Thursday, October 1, 2020

44. The Brawl

I try to steer clear of straight-out politics in these meditations in Pandemic times. But I can’t completely ignore last night’s event, which was advertised as a debate. 

Coronavirus is on the rise in many places here and abroad. Over 44,000 cases and 970 deaths in the country yesterday, and even here, in Wallowa County, we’ve had four new cases in the last week, pushing us past 30. 

We don’t know if the African-American attorney general in Georgia presented evidence against the two policemen who actually shot Breonna Taylor. We know that most of the protest in Portland has been peaceful; and we know that the Proud Boys and others on the right have showed up with weapons, but we don’t know if some of the left-side protestors are willing or eager to be violent. 

We know that fires devastated some small towns and many families in the Willamette Valley, and that California is still burning. And we watch the hurricanes and floods on TV. 

In the middle of all this, of fire, peaceful protest and violence, unresolved police on Black killing, and the uneven spread of Covid-19 across Indian reservations and Black and Latinx communities, in the middle of all this we get a brawl.

I winced as Trump stormed, Biden smirked, and Chris Wallace tried to wrest control of it. A friend I watched it with said it was the World Wrestling Federation; Amy Walters said on Public Radio this morning that it was more like a middle school food fight.

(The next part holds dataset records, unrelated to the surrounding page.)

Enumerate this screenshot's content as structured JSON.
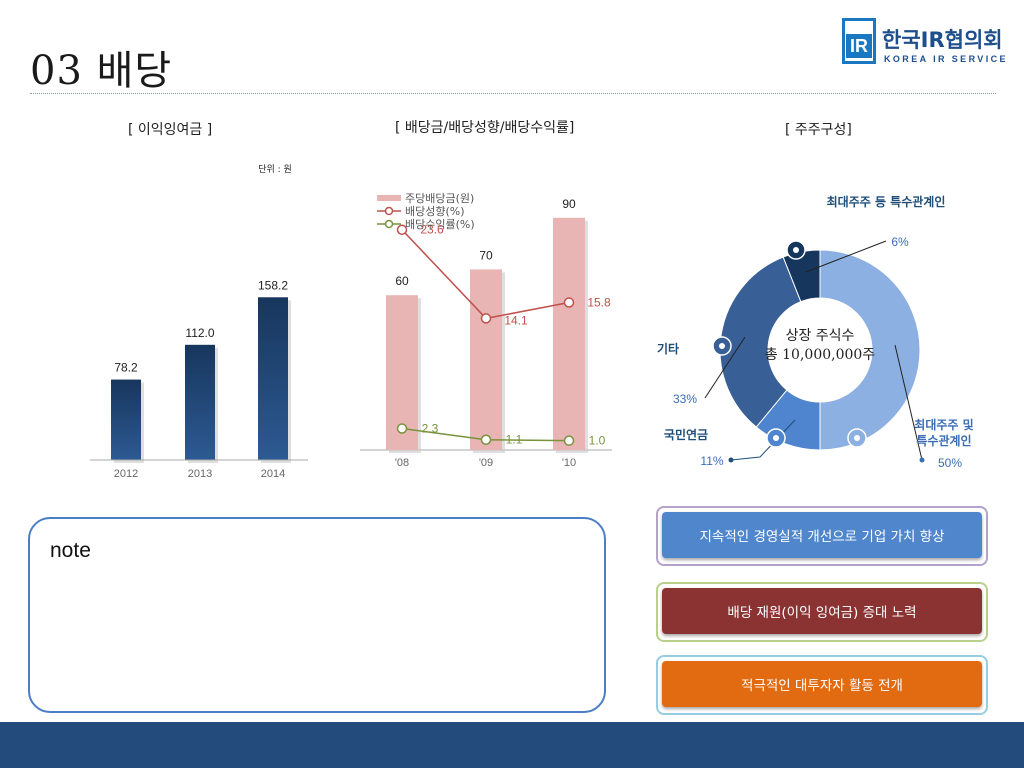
{
  "header": {
    "title": "03 배당",
    "logo_mark": "IR",
    "logo_name": "한국IR협의회",
    "logo_sub": "KOREA IR SERVICE"
  },
  "chart_data": [
    {
      "type": "bar",
      "title": "[ 이익잉여금 ]",
      "unit_note": "단위 : 원",
      "categories": [
        "2012",
        "2013",
        "2014"
      ],
      "values": [
        78.2,
        112.0,
        158.2
      ],
      "value_labels": [
        "78.2",
        "112.0",
        "158.2"
      ],
      "color": "#1f4d80",
      "ylim": [
        0,
        175
      ]
    },
    {
      "type": "bar",
      "title": "[ 배당금/배당성향/배당수익률]",
      "categories": [
        "'08",
        "'09",
        "'10"
      ],
      "legend": [
        "주당배당금(원)",
        "배당성향(%)",
        "배당수익률(%)"
      ],
      "bars": {
        "name": "주당배당금(원)",
        "values": [
          60,
          70,
          90
        ],
        "labels": [
          "60",
          "70",
          "90"
        ],
        "color": "#e8b4b4"
      },
      "lines": [
        {
          "name": "배당성향(%)",
          "values": [
            23.6,
            14.1,
            15.8
          ],
          "labels": [
            "23.6",
            "14.1",
            "15.8"
          ],
          "color": "#c0504d"
        },
        {
          "name": "배당수익률(%)",
          "values": [
            2.3,
            1.1,
            1.0
          ],
          "labels": [
            "2.3",
            "1.1",
            "1.0"
          ],
          "color": "#77933c"
        }
      ]
    },
    {
      "type": "pie",
      "title": "[ 주주구성]",
      "center_lines": [
        "상장 주식수",
        "총 10,000,000주"
      ],
      "slices": [
        {
          "name": "최대주주 및 특수관계인",
          "name_lines": [
            "최대주주 및",
            "특수관계인"
          ],
          "value": 50,
          "label": "50%",
          "color": "#8db0e2"
        },
        {
          "name": "국민연금",
          "name_lines": [
            "국민연금"
          ],
          "value": 11,
          "label": "11%",
          "color": "#4f85cf"
        },
        {
          "name": "기타",
          "name_lines": [
            "기타"
          ],
          "value": 33,
          "label": "33%",
          "color": "#385f96"
        },
        {
          "name": "최대주주 등 특수관계인",
          "name_lines": [
            "최대주주 등 특수관계인"
          ],
          "value": 6,
          "label": "6%",
          "color": "#16365e"
        }
      ]
    }
  ],
  "note": {
    "text": "note"
  },
  "actions": [
    {
      "label": "지속적인 경영실적 개선으로 기업 가치 향상",
      "color": "#4f86cc",
      "frame": "#b3a3cc"
    },
    {
      "label": "배당 재원(이익 잉여금) 증대 노력",
      "color": "#8b3233",
      "frame": "#b7d18a"
    },
    {
      "label": "적극적인 대투자자 활동 전개",
      "color": "#e26a10",
      "frame": "#96cde2"
    }
  ]
}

I wasn’t surprised by Trump’s attacks and talking over Biden and Wallace. I wish Biden had stayed stone-faced for more of it, and let Wallace handle more of the president’s rages on his own. He did himself no good in calling Trump a “clown.”

In the end, I felt dirty, like I’d been in a mud-wrestling match or snuck into a dark-alley porn show. And I couldn’t help but see Senator Joe McCarthy’s flushed face in Trump’s, couldn’t not hear the threat of communists and homosexuals in our midst. 

And I waited for Joseph Welch, the Army counsel in the McCarthy hearings, to speak up: “You've done enough. Have you no sense of decency, sir, at long last?”